I’m conflicted about this. First of all, a focus on timbre over the traditional pitch/harmony/melody stuff is smart, it avoids a knee-jerk reaction and makes you stop and think about what you’re really listening to. And in a lot of cases yes, I do think it’s more about the tone, the particular combination of sound rather than just what’s on one of the tracks. But this is such a biased opinion, coming from a guy who spent 15 years as a record producer. Of course he believes that it’s all in the mix. But I need to believe that there’s also something very fundamental in the song itself that makes some very deep imprints as well.
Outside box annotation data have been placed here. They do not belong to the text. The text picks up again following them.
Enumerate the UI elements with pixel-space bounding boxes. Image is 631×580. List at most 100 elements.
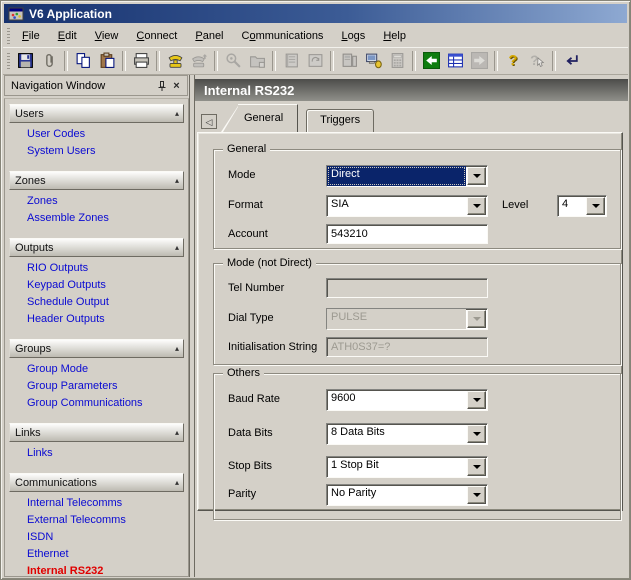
save-button[interactable]: [13, 49, 37, 73]
print-icon: [133, 52, 150, 69]
menu-communications[interactable]: Communications: [233, 27, 333, 45]
format-combobox[interactable]: SIA: [326, 195, 488, 217]
menu-edit[interactable]: Edit: [49, 27, 86, 45]
close-icon[interactable]: ×: [169, 79, 184, 93]
collapse-icon[interactable]: ▴: [175, 428, 179, 437]
nav-link-keypad-outputs[interactable]: Keypad Outputs: [27, 278, 106, 293]
menu-connect[interactable]: Connect: [127, 27, 186, 45]
section-header-zones[interactable]: Zones▴: [9, 171, 184, 190]
panel-overview-button[interactable]: [443, 49, 467, 73]
collapse-icon[interactable]: ▴: [175, 109, 179, 118]
parity-combobox[interactable]: No Parity: [326, 484, 488, 506]
help-button[interactable]: ?: [501, 49, 525, 73]
menu-file[interactable]: File: [13, 27, 49, 45]
stop-bits-combobox[interactable]: 1 Stop Bit: [326, 456, 488, 478]
collapse-icon[interactable]: ▴: [175, 478, 179, 487]
connect-phone-icon: [167, 52, 184, 69]
chevron-down-icon[interactable]: [467, 197, 486, 215]
print-button[interactable]: [129, 49, 153, 73]
menu-panel[interactable]: Panel: [186, 27, 232, 45]
field-label-tel-number: Tel Number: [228, 282, 284, 294]
chevron-down-icon[interactable]: [467, 391, 486, 409]
section-header-users[interactable]: Users▴: [9, 104, 184, 123]
field-label-dial-type: Dial Type: [228, 312, 274, 324]
nav-link-header-outputs[interactable]: Header Outputs: [27, 312, 105, 327]
field-label-format: Format: [228, 199, 263, 211]
nav-link-external-telecomms[interactable]: External Telecomms: [27, 513, 126, 528]
connect-phone-button[interactable]: [163, 49, 187, 73]
calculator-button[interactable]: [385, 49, 409, 73]
nav-link-internal-rs232[interactable]: Internal RS232: [27, 564, 103, 577]
menubar-grip[interactable]: [7, 28, 10, 44]
nav-link-assemble-zones[interactable]: Assemble Zones: [27, 211, 109, 226]
upload-phone-button[interactable]: [187, 49, 211, 73]
initialisation-string-input[interactable]: [326, 337, 488, 357]
dial-button[interactable]: [221, 49, 245, 73]
remote-computer-button[interactable]: [361, 49, 385, 73]
toolbar-separator: [272, 51, 276, 71]
tab-scroll-left-button[interactable]: ◁: [201, 114, 217, 129]
apply-button[interactable]: [559, 49, 583, 73]
nav-link-group-parameters[interactable]: Group Parameters: [27, 379, 117, 394]
sync-button[interactable]: [303, 49, 327, 73]
window-title: V6 Application: [29, 7, 112, 21]
menubar: FileEditViewConnectPanelCommunicationsLo…: [3, 24, 628, 47]
combobox-value: 4: [558, 196, 585, 216]
menu-logs[interactable]: Logs: [332, 27, 374, 45]
nav-link-zones[interactable]: Zones: [27, 194, 58, 209]
attach-button[interactable]: [37, 49, 61, 73]
section-header-groups[interactable]: Groups▴: [9, 339, 184, 358]
event-log-button[interactable]: [279, 49, 303, 73]
chevron-down-icon[interactable]: [467, 310, 486, 328]
nav-link-group-mode[interactable]: Group Mode: [27, 362, 88, 377]
level-combobox[interactable]: 4: [557, 195, 607, 217]
chevron-down-icon[interactable]: [467, 458, 486, 476]
mode-combobox[interactable]: Direct: [326, 165, 488, 187]
section-header-communications[interactable]: Communications▴: [9, 473, 184, 492]
copy-button[interactable]: [71, 49, 95, 73]
combobox-value: Direct: [327, 166, 466, 186]
nav-link-system-users[interactable]: System Users: [27, 144, 95, 159]
toolbar-separator: [412, 51, 416, 71]
baud-rate-combobox[interactable]: 9600: [326, 389, 488, 411]
nav-link-group-communications[interactable]: Group Communications: [27, 396, 143, 411]
nav-link-ethernet[interactable]: Ethernet: [27, 547, 69, 562]
toolbar-separator: [214, 51, 218, 71]
chevron-down-icon[interactable]: [467, 167, 486, 185]
tab-general[interactable]: General: [238, 104, 298, 132]
nav-link-schedule-output[interactable]: Schedule Output: [27, 295, 109, 310]
tab-triggers[interactable]: Triggers: [306, 109, 374, 132]
menu-view[interactable]: View: [86, 27, 128, 45]
help-icon: ?: [505, 52, 522, 69]
section-header-outputs[interactable]: Outputs▴: [9, 238, 184, 257]
nav-link-user-codes[interactable]: User Codes: [27, 127, 85, 142]
collapse-icon[interactable]: ▴: [175, 176, 179, 185]
tel-number-input[interactable]: [326, 278, 488, 298]
nav-link-internal-telecomms[interactable]: Internal Telecomms: [27, 496, 122, 511]
context-help-button[interactable]: ?: [525, 49, 549, 73]
chevron-down-icon[interactable]: [467, 486, 486, 504]
save-icon: [17, 52, 34, 69]
pin-icon[interactable]: [154, 79, 169, 93]
collapse-icon[interactable]: ▴: [175, 344, 179, 353]
navigation-window-header[interactable]: Navigation Window ×: [4, 75, 188, 96]
collapse-icon[interactable]: ▴: [175, 243, 179, 252]
account-input[interactable]: [326, 224, 488, 244]
menu-help[interactable]: Help: [374, 27, 415, 45]
data-bits-combobox[interactable]: 8 Data Bits: [326, 423, 488, 445]
nav-link-isdn[interactable]: ISDN: [27, 530, 53, 545]
paste-button[interactable]: [95, 49, 119, 73]
nav-back-button[interactable]: [419, 49, 443, 73]
panel-computer-button[interactable]: [337, 49, 361, 73]
chevron-down-icon[interactable]: [467, 425, 486, 443]
section-header-links[interactable]: Links▴: [9, 423, 184, 442]
nav-link-rio-outputs[interactable]: RIO Outputs: [27, 261, 88, 276]
dial-type-combobox[interactable]: PULSE: [326, 308, 488, 330]
transfer-folder-button[interactable]: [245, 49, 269, 73]
chevron-down-icon[interactable]: [586, 197, 605, 215]
nav-forward-button[interactable]: [467, 49, 491, 73]
nav-link-links[interactable]: Links: [27, 446, 53, 461]
toolbar-grip[interactable]: [7, 53, 10, 69]
titlebar[interactable]: V6 Application: [4, 4, 627, 23]
group-general: GeneralModeDirectFormatSIALevel4Account: [213, 149, 621, 249]
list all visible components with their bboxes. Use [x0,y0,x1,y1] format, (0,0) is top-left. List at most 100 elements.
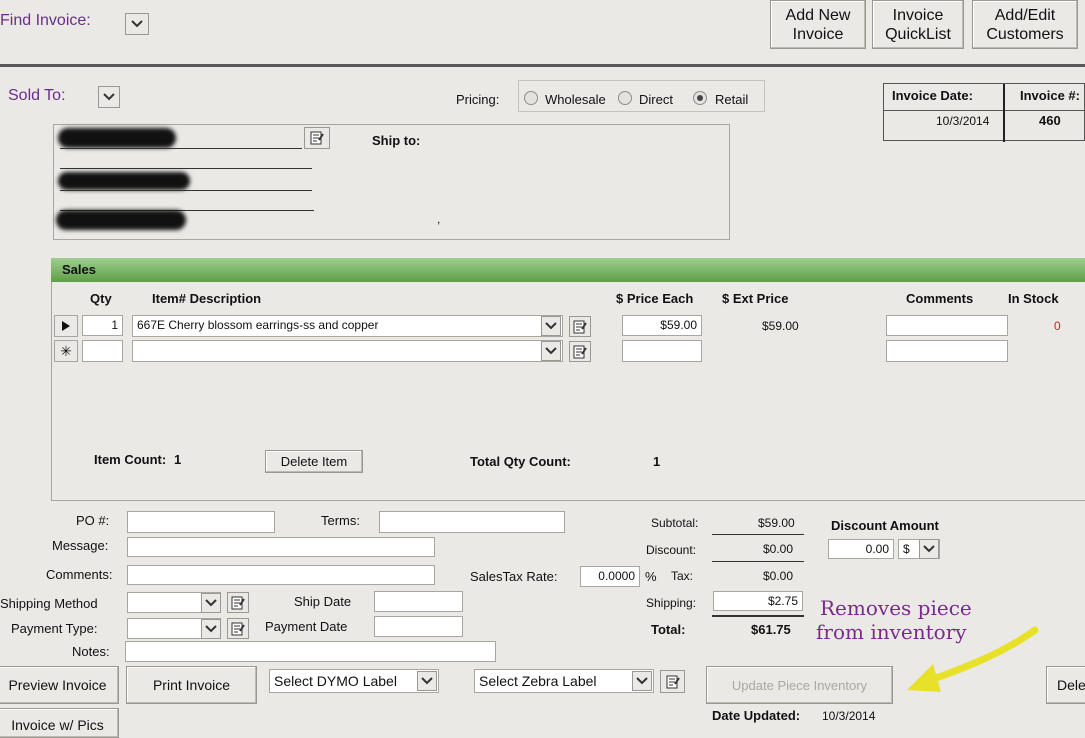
col-ext-price: $ Ext Price [722,291,789,306]
total-rule [712,615,804,617]
invoice-with-pics-button[interactable]: Invoice w/ Pics [0,708,119,738]
chevron-down-icon [545,322,557,330]
delete-invoice-button[interactable]: Dele [1046,666,1085,704]
sales-header-bar: Sales [51,258,1085,282]
discount-amount-input[interactable]: 0.00 [828,539,894,559]
invoice-date-label: Invoice Date: [892,88,973,103]
discount-rule [712,561,804,562]
ship-to-label: Ship to: [372,133,421,148]
dymo-label-dropdown[interactable] [417,671,437,691]
address-line-1 [60,168,312,169]
find-invoice-dropdown[interactable] [125,13,149,35]
terms-label: Terms: [321,513,360,528]
sales-section-title: Sales [62,262,96,277]
shipping-input[interactable]: $2.75 [713,591,803,611]
subtotal-rule [712,534,804,535]
payment-type-edit-button[interactable] [227,618,249,639]
invoice-quicklist-button[interactable]: Invoice QuickList [872,0,964,49]
new-row-comments-input[interactable] [886,340,1008,362]
add-new-invoice-line1: Add New [785,6,851,24]
zebra-label-select[interactable]: Select Zebra Label [474,669,654,693]
shipping-method-edit-button[interactable] [227,592,249,613]
pricing-retail-label: Retail [715,92,749,107]
chevron-down-icon [545,347,557,355]
customer-name-line [60,148,302,149]
chevron-down-icon [131,20,143,28]
shipping-method-dropdown[interactable] [201,593,221,613]
discount-type-dropdown[interactable] [919,539,939,559]
discount-value: $0.00 [763,542,794,556]
invoice-quicklist-line1: Invoice [892,6,944,24]
date-updated-value: 10/3/2014 [822,709,876,723]
row-qty-input[interactable]: 1 [82,315,123,336]
redacted-city [56,210,186,230]
new-record-icon: ✳ [60,342,72,359]
comments-label: Comments: [46,567,113,582]
row-selector-current[interactable] [54,315,78,337]
add-new-invoice-button[interactable]: Add New Invoice [770,0,866,49]
shipping-method-label: Shipping Method [0,596,98,611]
annotation-arrow-icon [907,626,1039,692]
header-divider [0,64,1085,67]
item-count-value: 1 [174,452,182,467]
new-row-item-select[interactable] [132,340,563,362]
payment-date-label: Payment Date [265,619,348,634]
terms-input[interactable] [379,511,565,533]
row-price-each-input[interactable]: $59.00 [622,315,702,336]
dymo-label-select[interactable]: Select DYMO Label [269,669,439,693]
col-qty: Qty [90,291,112,306]
row-item-select[interactable]: 667E Cherry blossom earrings-ss and copp… [132,315,563,337]
ship-to-mark: , [437,212,441,226]
payment-type-label: Payment Type: [11,621,98,636]
edit-note-icon [573,345,587,358]
chevron-down-icon [103,93,115,101]
zebra-label-edit-button[interactable] [660,670,685,693]
notes-input[interactable] [125,641,496,662]
row-item-edit-button[interactable] [569,316,591,337]
message-input[interactable] [127,537,435,557]
pricing-wholesale-radio[interactable] [524,91,538,105]
add-edit-customers-button[interactable]: Add/Edit Customers [972,0,1078,49]
print-invoice-button[interactable]: Print Invoice [126,666,257,704]
delete-item-button[interactable]: Delete Item [265,450,363,473]
sales-tax-rate-input[interactable]: 0.0000 [580,566,640,587]
invoice-info-box: Invoice Date: Invoice #: 10/3/2014 460 [883,83,1085,142]
sold-to-label: Sold To: [8,87,66,104]
chevron-down-icon [421,677,433,685]
new-row-qty-input[interactable] [82,340,123,362]
row-item-dropdown[interactable] [541,316,561,336]
ship-date-input[interactable] [374,591,463,612]
invoice-quicklist-line2: QuickList [885,25,951,43]
payment-date-input[interactable] [374,616,463,637]
update-piece-inventory-button[interactable]: Update Piece Inventory [706,666,893,704]
edit-customer-button[interactable] [304,127,330,149]
pricing-wholesale-label: Wholesale [545,92,606,107]
row-comments-input[interactable] [886,315,1008,336]
col-comments: Comments [906,291,974,306]
new-row-item-dropdown[interactable] [541,341,561,361]
sales-tax-rate-label: SalesTax Rate: [470,569,558,584]
sold-to-dropdown[interactable] [98,86,120,108]
edit-note-icon [231,596,245,609]
col-in-stock: In Stock [1008,291,1059,306]
invoice-number-label: Invoice #: [1020,88,1080,103]
annotation-line-1: Removes piece [820,596,972,620]
new-row-item-edit-button[interactable] [569,341,591,362]
comments-input[interactable] [127,565,435,585]
pricing-direct-radio[interactable] [618,91,632,105]
row-in-stock: 0 [1054,319,1061,333]
edit-note-icon [666,675,680,688]
po-label: PO #: [76,513,110,528]
shipping-label: Shipping: [646,596,697,610]
payment-type-dropdown[interactable] [201,619,221,639]
row-selector-new[interactable]: ✳ [54,340,78,362]
pricing-retail-radio[interactable] [693,91,707,105]
zebra-label-dropdown[interactable] [632,671,652,691]
preview-invoice-button[interactable]: Preview Invoice [0,666,119,704]
add-edit-customers-line2: Customers [986,25,1064,43]
new-row-price-input[interactable] [622,340,702,362]
chevron-down-icon [205,625,217,633]
chevron-down-icon [205,599,217,607]
total-qty-value: 1 [653,454,661,469]
po-input[interactable] [127,511,275,533]
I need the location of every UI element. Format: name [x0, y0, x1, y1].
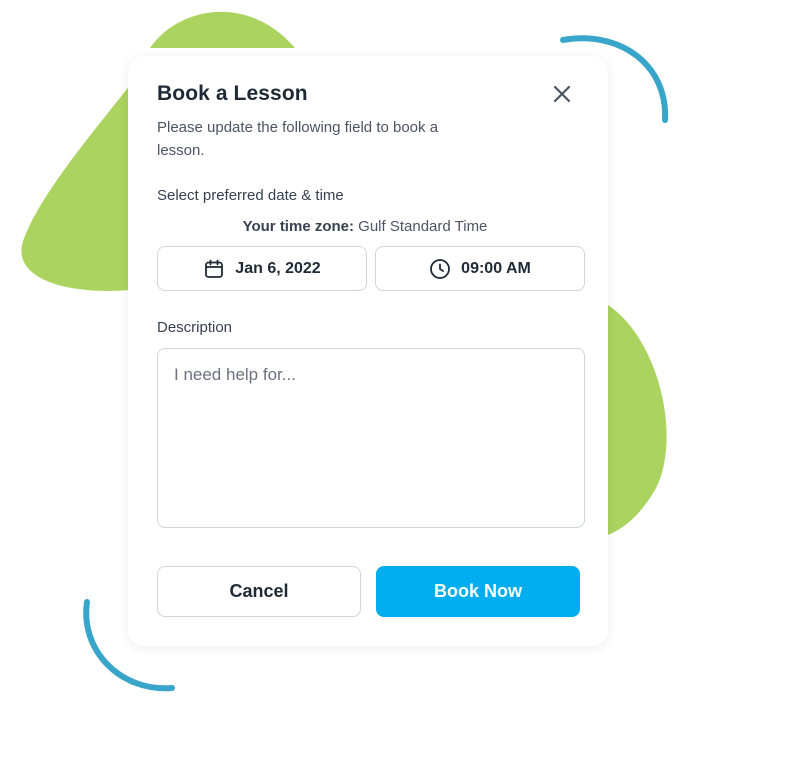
cancel-button[interactable]: Cancel	[157, 566, 361, 617]
description-label: Description	[157, 319, 233, 336]
modal-subtitle: Please update the following field to boo…	[157, 119, 439, 159]
date-value: Jan 6, 2022	[235, 259, 321, 277]
datetime-label: Select preferred date & time	[157, 187, 344, 204]
clock-icon	[430, 258, 451, 279]
timezone-prefix: Your time zone:	[242, 218, 354, 235]
description-textarea[interactable]	[157, 348, 585, 528]
time-picker-button[interactable]: 09:00 AM	[375, 246, 585, 291]
timezone-value: Gulf Standard Time	[358, 218, 488, 235]
green-blob-right	[608, 305, 667, 535]
close-icon	[553, 85, 571, 103]
time-value: 09:00 AM	[461, 259, 531, 277]
date-picker-button[interactable]: Jan 6, 2022	[157, 246, 367, 291]
timezone-info: Your time zone: Gulf Standard Time	[157, 218, 573, 235]
book-lesson-modal: Book a Lesson Please update the followin…	[128, 56, 608, 646]
calendar-icon	[205, 259, 224, 278]
close-button[interactable]	[548, 80, 576, 108]
book-now-button[interactable]: Book Now	[376, 566, 580, 617]
modal-title: Book a Lesson	[157, 82, 308, 105]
And secondly, this business about the Beatles’ demo tape. Again, with the producers taking credit for everything. I like what a lot of the information in the article says, but it just doesn’t make sense to me that the talent of a band is all of a sudden under the jurisdiction of producers who either make or break them. And thirdly that a multibillion dollar industry is the key legacy of the Beatles, the ultimate goal for musical genius. What?

November 19, 2006

it’s night time the whole world can see

Filed under: architecture, authenticity, country, folk, music, producers, recording, writing — alimarcus @ 6:16 pm

Making a mixtape is meditation. Who could be so lucky to have three hours to spend doing something like this? Maybe Turtle Rock should start distributing mixtapes. Here’s the Thanksgiving 2006 setlist:

The Eels – “It’s A Motherfucker” (being here without you)
David Gray – “December” (what happened to the time?)
Sheryl Crow – “Members Only” (all the politicians shake their asses)
Eric Clapton – “Running On Faith” (what else can a poor boy do?)
No Doubt – “In My Head” (only in my head)
R.E.M. – “Swan Swan Hummingbird” (hurrah we are all free now)
Tracy Chapman – “Gimme One Reason” (baby i got your number)
Elvis Costello – “Tramp The Dirt Down” (all of the glory and none of the shame)
Joni Mitchell – “California” (will you take me as i am?)
Lisa Loeb – “Dance With The Angels” (well then embroider me in gold)
Jonatha Brooke – “Sally” (i do believe you can save me)
Bob Dylan – “Song To Woody” (hey hey woody guthrie i wrote you a song)
The Nields – “Memory Leaves Town” (leaving memory)
Sarah Harmer – “Oleander” (i think you’d better)
Barenaked Ladies – “Break Your Heart” (you arrogant man)
Fiona Apple – “Red Red Red” (what’s coming is already on its way)
Counting Crows – “Long December” (and there’s reason to believe)
Dar Williams – “The Beauty Of The Rain” (is how it falls, how it falls, how it falls)

Happy Thanksgiving.

September 15, 2006

i think it’s in my friend

Filed under: architecture, music, producers, recording — alimarcus @ 12:39 pm

Someone last night made a comment about recording techniques that’s created an idea in my head that still lingers. We were discussing the creation of a sonic space, a sort of architectural discussion of sound – common studio talk. I mentioned that one of my favorite recordings I ever made was in an impromptu outdoor setting. Intended to sound low-fi and silly, it actually came out quite clearly, with the most natural sound. And so he says (paraphrased), “well, yeah, the best recording studio is out there” – gesturing out the window to Pine Street, a commercial center of our lovely Capitol Hill – “only most people don’t want to hear the other sounds. You could record in the woods, if you want silence…” and there my ears just stopped listening as I remembered that grove of trees near the summit of Mt. Si. Talk about acoustic space. The pine-needled floor absorbs all the peripheral sound you may possibly fear, and the openness of the air, due to trees spaced far apart from each other, is like an unobtrusive wind. The trees protect from the elements, keeping all the noisy, dirty stuff out, and they also keep a secluded isolated pocket of silence within. This, my friend, is the perfect recording studio.

Now, I’m not saying I’m going to hike to the top of Mt. Si with a laptop, microphones, stands, wires, not to mention a guitar and all the rest. (Though, what a project! How would there be power?) But I absolutely love the idea of turning a wood into a studio. No walls. Part of this is definitely a relentless attachment to Bridge to Terabithia, I know. But it doesn’t seem all that far-fetched, if I could find a closer wood (within reach of an extension cord). A whole new reason for living in the Pacific Northwest – the evergreens.